The first fun() prints out '7,1', the second prints out '5,1', but the third prints out '['a=8', 'b=6'] 1]'. I would like to be able to call my program with

python my_program.py a=5 b=6

to change the value of the printed a and b. But this doesn't work since sys.argv[1] is a list of strings.

Is there any way to convert the the string list to a form the function can understand?

Answer 1

Use ** for kwarg unpacking:

d = {}
for a in sys.argv[1:]:
    k, v = a.split('=')
    d[k] = int(v)
func(**d)

Another way, using the csv module:

import csv
func(**{k: int(v) for k, v in csv.reader(sys.argv[1:], delimiter='=')})

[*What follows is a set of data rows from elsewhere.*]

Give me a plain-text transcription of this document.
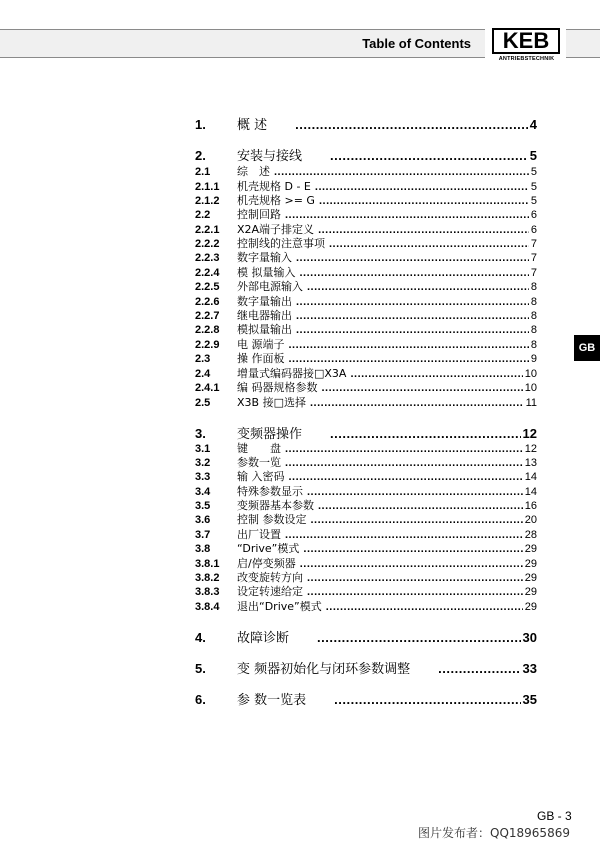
Table of Contents	KEB
ANTRIEBSTECHNIK
GB
1.	概 述 .....	4
2.	安装与接线 .....	5
2.1	综　述 .....	5
2.1.1	机壳规格 D - E .....	5
2.1.2	机壳规格 >= G .....	5
2.2	控制回路 .....	6
2.2.1	X2A端子排定义 .....	6
2.2.2	控制线的注意事项 .....	7
2.2.3	数字量输入 .....	7
2.2.4	模 拟量输入 .....	7
2.2.5	外部电源输入 .....	8
2.2.6	数字量输出 .....	8
2.2.7	继电器输出 .....	8
2.2.8	模拟量输出 .....	8
2.2.9	电 源端子 .....	8
2.3	操 作面板 .....	9
2.4	增量式编码器接□X3A .....	10
2.4.1	编 码器规格参数 .....	10
2.5	X3B 接□选择 .....	11
3.	变频器操作 .....	12
3.1	键　　盘 .....	12
3.2	参数一览 .....	13
3.3	输 入密码 .....	14
3.4	特殊参数显示 .....	14
3.5	变频器基本参数 .....	16
3.6	控制 参数设定 .....	20
3.7	出厂设置 .....	28
3.8	“Drive”模式 .....	29
3.8.1	启/停变频器 .....	29
3.8.2	改变旋转方向 .....	29
3.8.3	设定转速给定 .....	29
3.8.4	退出“Drive”模式 .....	29
4.	故障诊断 .....	30
5.	变 频器初始化与闭环参数调整 .....	33
6.	参 数一览表 .....	35
GB - 3
图片发布者：QQ18965869
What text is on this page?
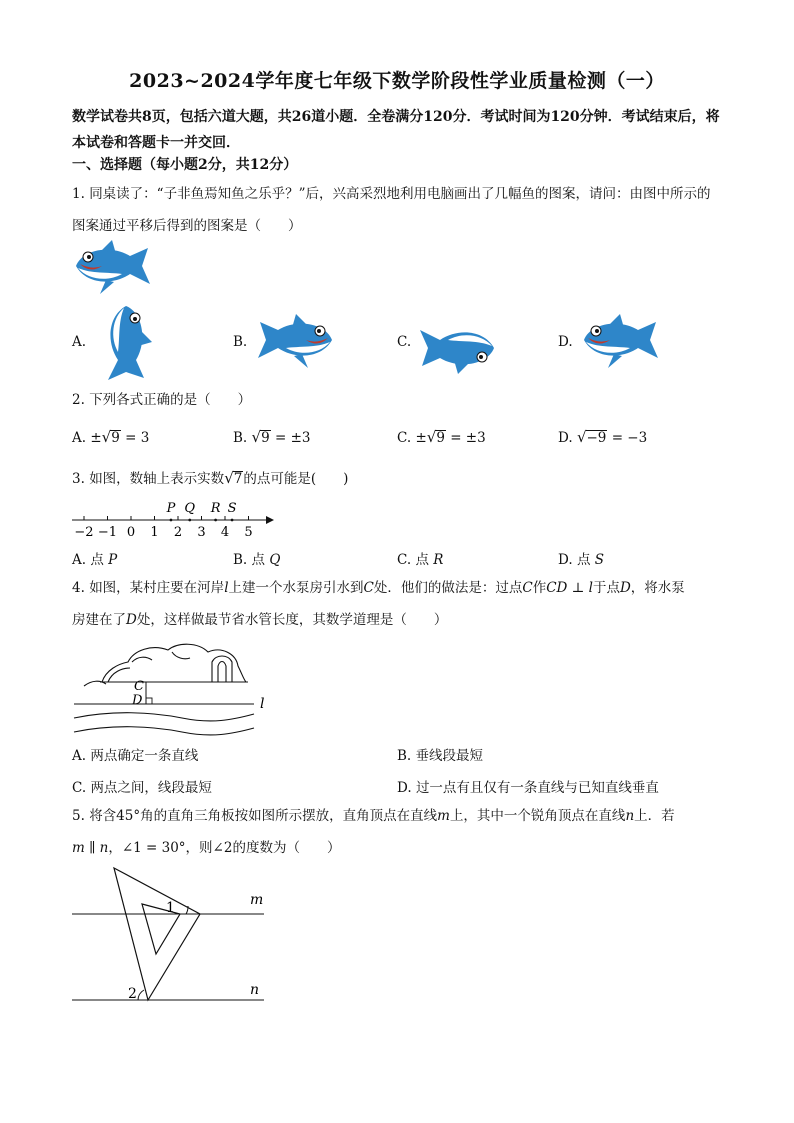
2023~2024学年度七年级下数学阶段性学业质量检测（一）
数学试卷共8页，包括六道大题，共26道小题．全卷满分120分．考试时间为120分钟．考试结束后，将本试卷和答题卡一并交回．
一、选择题（每小题2分，共12分）
1. 同桌读了：“子非鱼焉知鱼之乐乎？”后，兴高采烈地利用电脑画出了几幅鱼的图案，请问：由图中所示的图案通过平移后得到的图案是（　　）
A.	B.	C.	D.
2. 下列各式正确的是（　　）
A. ±√9 = 3	B. √9 = ±3	C. ±√9 = ±3	D. √−9 = −3
3. 如图，数轴上表示实数√7的点可能是(　　)
−2 −1 0 1 2 3 4 5
P Q R S
A. 点 P	B. 点 Q	C. 点 R	D. 点 S
4. 如图，某村庄要在河岸l上建一个水泵房引水到C处．他们的做法是：过点C作CD ⊥ l于点D，将水泵
房建在了D处，这样做最节省水管长度，其数学道理是（　　）
C
D	l
A. 两点确定一条直线	B. 垂线段最短
C. 两点之间，线段最短	D. 过一点有且仅有一条直线与已知直线垂直
5. 将含45°角的直角三角板按如图所示摆放，直角顶点在直线m上，其中一个锐角顶点在直线n上．若
m ∥ n，∠1 = 30°，则∠2的度数为（　　）
1
2
m
n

As @MartijnPieters noted you may use the argparse module

parser = argparse.ArgumentParser(description='Process some integers.')
parser.add_argument('-a', type=int)
parser.add_argument('-b', type=int)

args = parser.parse_args()
fun(**dict(args._get_kwargs()))

but then you have to adjust the way you input your arguments

Answer 2

Use * to unpack a list into arguments:

fun(*sys.argv[1:])

Note that this will result in string arguments; sys.argv command line entries are always strings.

You may want to look into the argparse module to handle command line arguments for you, including automatic conversion:

import argparse

parser = argparse.ArgumentParser(description='Process some integers.')
parser.add_argument('-a', type=int, default=7)
parser.add_argument('-b', type=int, default=1)
args = parser.parse_args()

func(args.a, args.b)

Then use:

$ python my_program.py -a=5 -b=6

The added advantage here is that you get proper help feedback, and you follow standard command-line conventions:

$ python my_program.py --help
usage: [-h] [-a A] [-b B]

Process some integers.

optional arguments:
  -h, --help  show this help message and exit
  -a A
  -b B